Menurut Ruth, sosis atau burger yang dibuat dari bahan nabati, rasanya tidak seperti daging, dan tidak memiliki kegurihan yang ditemukan pada daging.

"Seringnya rasanya agak kering dan kurang matang. Ini karena lemak hewaninya tidak ada."

 

* Follow Official WhatsApp Channel Liputan6.com untuk mendapatkan berita-berita terkini dengan mengklik tautan ini.

2 dari 3 halaman

Lemak daging sapi berasal dari mikroorganisme

Ruth merupakan salah satu dari 20 ilmuwan dan insinyur di CSIRO, lembaga nasional untuk bidang penelitian dan sains di Australia.

CSIRO tengah mencari alternatif pembuatan lemak tanpa menggunakan hewan atau tanaman untuk industri makanan nabati.

Di laboratorium Australian National University, tim Ruth meniru ragi dan menggunakan mikroorganisme untuk mendapatkan lemak dari proses fermentasi.

Lemak ini dibuat sedemikian rupa sehingga memiliki rasa daging, ayam, babi, seafood, dan produk susu.

"Banyak sekali produk yang kita kira hanya didapat dari hewan, seperti lemak sapi atau lainnya, yang sebenarnya berasal dari mikroorganisme," kata Ruth.
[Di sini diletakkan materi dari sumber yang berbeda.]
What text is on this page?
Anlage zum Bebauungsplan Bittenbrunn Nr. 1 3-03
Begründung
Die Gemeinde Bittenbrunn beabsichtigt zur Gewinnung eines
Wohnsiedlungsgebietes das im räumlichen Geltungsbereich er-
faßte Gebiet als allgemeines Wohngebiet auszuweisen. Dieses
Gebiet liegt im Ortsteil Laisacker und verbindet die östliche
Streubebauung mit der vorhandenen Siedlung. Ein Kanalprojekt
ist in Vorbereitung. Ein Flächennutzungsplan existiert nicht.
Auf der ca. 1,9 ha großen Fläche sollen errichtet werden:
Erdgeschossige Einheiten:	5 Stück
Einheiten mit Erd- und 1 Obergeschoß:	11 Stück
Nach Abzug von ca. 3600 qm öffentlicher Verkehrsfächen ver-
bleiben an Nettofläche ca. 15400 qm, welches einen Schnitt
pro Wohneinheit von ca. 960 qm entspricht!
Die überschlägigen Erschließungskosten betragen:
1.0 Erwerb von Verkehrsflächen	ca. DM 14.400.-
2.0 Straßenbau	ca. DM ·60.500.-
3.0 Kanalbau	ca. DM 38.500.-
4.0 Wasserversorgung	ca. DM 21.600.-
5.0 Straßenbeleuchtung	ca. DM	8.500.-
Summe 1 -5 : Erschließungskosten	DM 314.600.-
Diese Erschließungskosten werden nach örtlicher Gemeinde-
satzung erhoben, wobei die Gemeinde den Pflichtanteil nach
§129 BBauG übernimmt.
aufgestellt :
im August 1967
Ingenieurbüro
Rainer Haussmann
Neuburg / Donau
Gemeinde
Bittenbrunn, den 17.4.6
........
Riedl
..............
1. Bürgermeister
"Banyak lemak organisme dalam sapi atau dalam makanannya, yang dimakan oleh sapi kemudian disimpan dalam lemaknya."

Ruth mengatakan banyak orang mengira lemak tersebut adalah bagian dari sapi, padahal berasal dari mikroorganisme.

"Kami mencoba melewati perantaranya [sapi] dan langsung memanfaatkan mikroorganismenya," ujarnya.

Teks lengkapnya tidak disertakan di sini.